Aucun bateau ne flotte sur la
rivière et la beauté du monde
est éblouissante. Trois astronautes
sur leur chemin de retour. Dans le
jardin une feuille solitaire frissonne.
Il fit assembler les os de sa mère
en un collier parce que les chevaux
arrivaient d’Espagne. Il parcourait
le pays tel un sabre.
Un jour même les étoiles
devinrent soldats
Isis pleurait sur le vide
du ciel
Les galaxies agissent en narcotiques
tu ne savais pas le danger
qu’il y aurait d’aller à Mexico…
tu pousses des gens à courir à l’abri
tu portes, en ton intérieur,
un ange
qui déborde
Sous de vieux chandeliers
tu embrasses tes parents jusqu’à la mort.
N’aie pas peur des
toiles d’araignée
elles scrutent seulement
des théâtres, ainsi que ton
âme.
J’ai une histoire d’amour
avec Albuquerque
à cause des danseurs
indiens et des constructeurs
arabes
je possède le ciel.
Source : Etel Adnan : (1995) dans American Hybrid, édité par Cole Swensen, Norton 2008. Traduit de l’anglais par Jean-René Lassalle.
The Indian never had a horse (extrait)
The certitude of Space is brought
to me by a flight of birds. It
is grey outside and there is a trembling:
fog is too heavy a word
The zookeeper sends his love
letters to the female mayor of
San Diego
The lioness in her den fainted
on April Fool’s day
the man hanged himself in
her cage.
A bee fell in love with a peach
blossom. Shakespeare wrote a
story about it.
There are no boats on the
river and the world’s beauty
is blinding. Three astronauts
are on their way back.
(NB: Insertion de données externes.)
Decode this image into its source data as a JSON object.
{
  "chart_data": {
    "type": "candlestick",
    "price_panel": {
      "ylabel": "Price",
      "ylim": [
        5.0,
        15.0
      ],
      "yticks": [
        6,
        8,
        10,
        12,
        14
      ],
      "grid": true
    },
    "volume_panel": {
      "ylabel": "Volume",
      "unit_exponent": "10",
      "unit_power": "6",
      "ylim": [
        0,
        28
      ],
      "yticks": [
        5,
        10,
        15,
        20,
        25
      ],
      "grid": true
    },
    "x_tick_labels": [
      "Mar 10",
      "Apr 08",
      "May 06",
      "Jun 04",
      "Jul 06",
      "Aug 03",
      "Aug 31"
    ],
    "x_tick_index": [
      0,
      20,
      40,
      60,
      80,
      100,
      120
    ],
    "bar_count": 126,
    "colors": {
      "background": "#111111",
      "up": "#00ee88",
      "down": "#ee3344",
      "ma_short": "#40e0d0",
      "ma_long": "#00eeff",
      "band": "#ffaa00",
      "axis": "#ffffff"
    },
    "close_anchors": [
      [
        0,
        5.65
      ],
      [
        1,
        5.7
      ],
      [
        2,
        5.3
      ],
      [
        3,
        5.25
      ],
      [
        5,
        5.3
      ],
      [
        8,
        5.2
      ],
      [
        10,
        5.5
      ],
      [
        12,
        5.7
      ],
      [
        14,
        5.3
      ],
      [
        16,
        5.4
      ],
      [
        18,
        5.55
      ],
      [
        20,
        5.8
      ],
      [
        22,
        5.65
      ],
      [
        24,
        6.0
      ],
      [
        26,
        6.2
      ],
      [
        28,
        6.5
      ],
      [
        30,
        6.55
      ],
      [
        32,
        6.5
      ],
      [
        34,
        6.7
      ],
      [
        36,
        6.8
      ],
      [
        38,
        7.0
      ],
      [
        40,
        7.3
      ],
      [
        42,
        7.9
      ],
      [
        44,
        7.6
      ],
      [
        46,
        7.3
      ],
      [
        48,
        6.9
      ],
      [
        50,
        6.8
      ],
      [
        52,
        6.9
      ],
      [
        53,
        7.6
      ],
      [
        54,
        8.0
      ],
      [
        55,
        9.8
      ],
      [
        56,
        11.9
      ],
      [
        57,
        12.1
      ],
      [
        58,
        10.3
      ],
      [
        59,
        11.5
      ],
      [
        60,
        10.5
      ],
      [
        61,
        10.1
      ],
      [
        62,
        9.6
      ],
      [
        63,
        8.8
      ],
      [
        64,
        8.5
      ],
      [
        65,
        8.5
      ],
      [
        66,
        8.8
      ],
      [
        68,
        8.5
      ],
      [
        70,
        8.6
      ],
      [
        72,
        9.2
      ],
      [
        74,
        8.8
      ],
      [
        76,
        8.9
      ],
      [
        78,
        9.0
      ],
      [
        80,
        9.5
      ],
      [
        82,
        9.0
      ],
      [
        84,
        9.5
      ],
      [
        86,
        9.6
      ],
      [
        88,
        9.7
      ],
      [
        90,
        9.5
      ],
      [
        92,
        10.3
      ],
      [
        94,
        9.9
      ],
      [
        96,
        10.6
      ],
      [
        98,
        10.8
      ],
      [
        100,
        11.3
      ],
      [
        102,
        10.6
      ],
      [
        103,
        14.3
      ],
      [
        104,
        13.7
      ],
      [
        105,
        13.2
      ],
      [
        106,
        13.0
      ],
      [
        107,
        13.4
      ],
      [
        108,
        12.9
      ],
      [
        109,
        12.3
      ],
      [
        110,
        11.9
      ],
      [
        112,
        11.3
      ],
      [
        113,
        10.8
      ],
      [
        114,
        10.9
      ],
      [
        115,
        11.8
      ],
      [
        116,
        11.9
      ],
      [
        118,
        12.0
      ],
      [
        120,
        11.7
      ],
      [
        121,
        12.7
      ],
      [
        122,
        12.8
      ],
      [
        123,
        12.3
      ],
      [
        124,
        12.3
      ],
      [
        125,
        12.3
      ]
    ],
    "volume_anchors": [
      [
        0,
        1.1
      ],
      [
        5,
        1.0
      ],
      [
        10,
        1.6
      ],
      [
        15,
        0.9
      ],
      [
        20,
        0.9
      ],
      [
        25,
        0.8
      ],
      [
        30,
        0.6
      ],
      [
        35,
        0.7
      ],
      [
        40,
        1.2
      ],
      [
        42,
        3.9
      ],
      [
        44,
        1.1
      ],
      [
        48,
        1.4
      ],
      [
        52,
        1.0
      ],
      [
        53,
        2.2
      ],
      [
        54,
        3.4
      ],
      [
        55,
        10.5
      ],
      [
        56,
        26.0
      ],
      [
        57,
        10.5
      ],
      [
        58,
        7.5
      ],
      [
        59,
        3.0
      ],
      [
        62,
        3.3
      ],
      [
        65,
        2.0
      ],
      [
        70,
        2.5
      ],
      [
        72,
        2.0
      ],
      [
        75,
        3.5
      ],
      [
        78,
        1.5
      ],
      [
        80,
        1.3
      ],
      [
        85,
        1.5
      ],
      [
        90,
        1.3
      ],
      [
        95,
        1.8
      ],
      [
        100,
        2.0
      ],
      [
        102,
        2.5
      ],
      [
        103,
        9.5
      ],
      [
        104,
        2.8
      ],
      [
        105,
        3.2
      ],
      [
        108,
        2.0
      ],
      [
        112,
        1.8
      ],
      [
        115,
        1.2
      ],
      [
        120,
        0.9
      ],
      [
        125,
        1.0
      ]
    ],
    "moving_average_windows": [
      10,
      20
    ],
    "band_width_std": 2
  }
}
In the
garden a single leaf is shaking.
He had his mother’s bones made
into a necklace because horses
came from Spain. He moved about
the country like a sword.
One day even the stars
became soldiers
Isis wept over the empty
sky
Galaxies work as narcotics
you didn’t know how dangerous
it was to go to Mexico . . .
you make people run for shelter
you carry, within,
an angel
that overflows
Under old chandeliers
you kiss your parents to death.
Don’t be afraid of
cobwebs
they only scan
theatres, and your
soul.
I have a love affair
with Albuquerque
because of the Indian
dancers and the Arab
builders
I own the sky.
Source : Etel Adnan : (1995) dans American Hybrid, édité par Cole Swensen, Norton 2008.
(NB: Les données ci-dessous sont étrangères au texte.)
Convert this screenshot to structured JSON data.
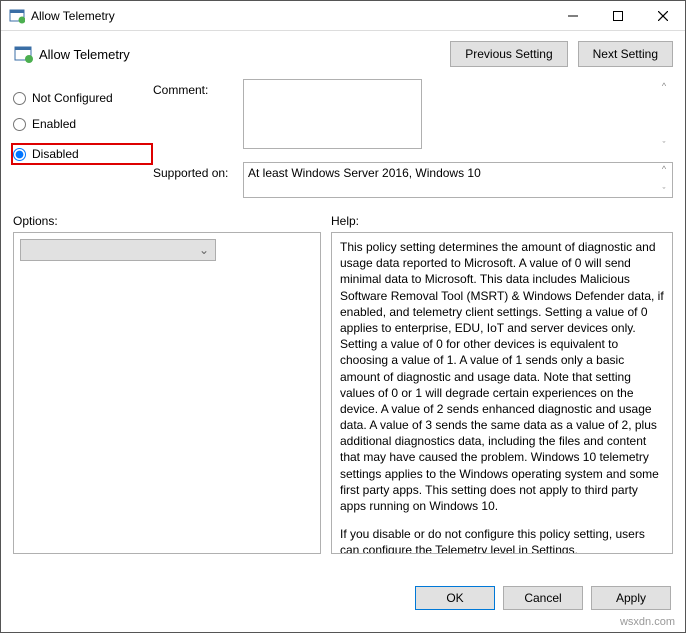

Ceci est un hommage à Etel Adnan, une des grandes artistes de notre temps, poète polyglotte et représentante de la modernité arabe.
Rappelons deux excellents livres de sa poésie récente parus aux Editions de l’Attente : Nuit (traduit par Françoise Despalles, 2017) et Surgir (traduit par Pascal Poyet, 2019).
Sans oublier L’Apocalypse arabe (écrit directement en français, avec des incrustations de signes graphiques, L’Harmattan 2000), Au cœur du cœur d’un autre pays (trad. par Eric Giraud, Tamyras 2010), Le Cycle des tilleuls (trad. par Martin Richet, Al Manar 2012).
De même : le roman Sitt Marie Rose (Des Femmes 1978) devenu un classique de la littérature de guerre, étudié à l’université, dans sa perspective de complexité, féminisme et pacifisme.
Et pour les anglophones les jolis livres édités par sa compagne de Post-Apollo Press comme l’expérimental In/Somnia (2003)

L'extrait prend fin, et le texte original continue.